Want to keep in the loop?
Sign up for our Newsletter and get helpful articles like this one delivered straight to your inbox.
FAQs
What is social engineering in cyber security?
Social engineering is a technique where attackers manipulate people into taking actions that help them gain access to systems, data, or accounts. Rather than targeting technology directly, they target human behaviour.
Why are SMEs targeted by cyber criminals?
SMEs are often targeted because they tend to operate quickly, rely heavily on trust between teams, and have fewer resources dedicated to cyber security than larger organisations.
What are common examples of social engineering?
Common examples include phishing emails, password reset requests, impersonating colleagues or suppliers, and phone calls designed to create urgency or pressure.
Why is social engineering so effective?
Social engineering works because the requests often appear completely normal. Attackers take advantage of routine business processes and situations that people encounter every day.
What can businesses do to reduce social engineering risks?
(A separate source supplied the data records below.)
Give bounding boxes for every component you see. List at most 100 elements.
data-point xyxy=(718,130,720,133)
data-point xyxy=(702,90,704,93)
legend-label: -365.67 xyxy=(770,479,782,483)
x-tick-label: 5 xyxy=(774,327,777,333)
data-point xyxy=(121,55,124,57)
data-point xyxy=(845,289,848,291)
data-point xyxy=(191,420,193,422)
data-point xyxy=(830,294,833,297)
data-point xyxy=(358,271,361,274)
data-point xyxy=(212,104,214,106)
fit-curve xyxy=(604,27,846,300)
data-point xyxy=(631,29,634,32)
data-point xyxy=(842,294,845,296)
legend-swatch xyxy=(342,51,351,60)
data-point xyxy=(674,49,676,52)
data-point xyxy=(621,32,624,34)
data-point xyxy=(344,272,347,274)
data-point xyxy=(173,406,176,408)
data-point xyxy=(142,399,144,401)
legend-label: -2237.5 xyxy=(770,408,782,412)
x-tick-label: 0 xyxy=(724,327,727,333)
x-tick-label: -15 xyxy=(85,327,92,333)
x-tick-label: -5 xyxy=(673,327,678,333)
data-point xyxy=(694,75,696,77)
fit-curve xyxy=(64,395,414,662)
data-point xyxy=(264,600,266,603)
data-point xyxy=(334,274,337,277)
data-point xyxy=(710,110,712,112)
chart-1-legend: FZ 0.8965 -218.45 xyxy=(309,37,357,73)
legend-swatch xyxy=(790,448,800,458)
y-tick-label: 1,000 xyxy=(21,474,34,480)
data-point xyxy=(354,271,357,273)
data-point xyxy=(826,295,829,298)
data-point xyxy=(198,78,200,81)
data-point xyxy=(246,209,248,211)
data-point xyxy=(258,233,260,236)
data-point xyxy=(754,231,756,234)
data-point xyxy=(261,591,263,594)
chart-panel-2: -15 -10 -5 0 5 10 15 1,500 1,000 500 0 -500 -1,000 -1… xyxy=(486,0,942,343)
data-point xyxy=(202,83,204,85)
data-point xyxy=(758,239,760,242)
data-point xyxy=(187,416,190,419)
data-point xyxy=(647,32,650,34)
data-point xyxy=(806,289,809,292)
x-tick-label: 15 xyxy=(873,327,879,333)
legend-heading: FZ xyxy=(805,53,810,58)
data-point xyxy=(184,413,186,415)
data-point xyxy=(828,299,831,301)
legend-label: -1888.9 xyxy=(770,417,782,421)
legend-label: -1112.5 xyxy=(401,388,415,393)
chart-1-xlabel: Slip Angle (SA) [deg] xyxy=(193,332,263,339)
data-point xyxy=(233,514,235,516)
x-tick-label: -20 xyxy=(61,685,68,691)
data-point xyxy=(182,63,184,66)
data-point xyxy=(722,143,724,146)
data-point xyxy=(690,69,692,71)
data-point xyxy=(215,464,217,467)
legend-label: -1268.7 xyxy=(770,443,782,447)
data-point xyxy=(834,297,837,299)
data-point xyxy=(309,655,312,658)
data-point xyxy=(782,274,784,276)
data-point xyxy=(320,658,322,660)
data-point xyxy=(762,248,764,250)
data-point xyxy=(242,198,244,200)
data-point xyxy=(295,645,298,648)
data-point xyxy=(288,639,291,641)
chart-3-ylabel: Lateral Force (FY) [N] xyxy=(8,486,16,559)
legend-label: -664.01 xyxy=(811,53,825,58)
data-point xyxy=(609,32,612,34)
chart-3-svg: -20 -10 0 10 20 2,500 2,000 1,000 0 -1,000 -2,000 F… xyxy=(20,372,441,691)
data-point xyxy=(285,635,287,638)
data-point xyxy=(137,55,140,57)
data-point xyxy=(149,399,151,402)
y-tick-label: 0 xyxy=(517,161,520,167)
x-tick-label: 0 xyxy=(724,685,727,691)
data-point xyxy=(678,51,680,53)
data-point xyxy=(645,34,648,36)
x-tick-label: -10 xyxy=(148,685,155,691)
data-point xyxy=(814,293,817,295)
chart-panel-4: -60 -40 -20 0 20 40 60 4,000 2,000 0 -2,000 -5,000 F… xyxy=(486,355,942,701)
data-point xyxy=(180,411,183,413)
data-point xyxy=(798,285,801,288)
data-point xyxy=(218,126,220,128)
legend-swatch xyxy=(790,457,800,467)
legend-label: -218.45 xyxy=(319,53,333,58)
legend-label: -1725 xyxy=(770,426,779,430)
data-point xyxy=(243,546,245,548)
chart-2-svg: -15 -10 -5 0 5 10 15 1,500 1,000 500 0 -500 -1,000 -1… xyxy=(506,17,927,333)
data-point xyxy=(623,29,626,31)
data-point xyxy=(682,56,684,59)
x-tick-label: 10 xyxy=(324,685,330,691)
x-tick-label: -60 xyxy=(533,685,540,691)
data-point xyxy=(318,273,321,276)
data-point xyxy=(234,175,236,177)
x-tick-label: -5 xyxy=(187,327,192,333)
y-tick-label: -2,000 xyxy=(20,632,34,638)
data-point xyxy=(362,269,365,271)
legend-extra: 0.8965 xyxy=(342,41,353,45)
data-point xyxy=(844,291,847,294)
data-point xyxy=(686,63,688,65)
Businesses should combine cyber security training, clear processes, verification procedures, and appropriate security tools. Just as importantly, employees need the confidence to pause, question unusual requests, and challenge anything that doesn’t feel right.
Can cyber security tools stop social engineering attacks completely?
No. Security tools are important, but social engineering attacks specifically target people. Reducing risk requires a combination of technology, training, processes, and awareness.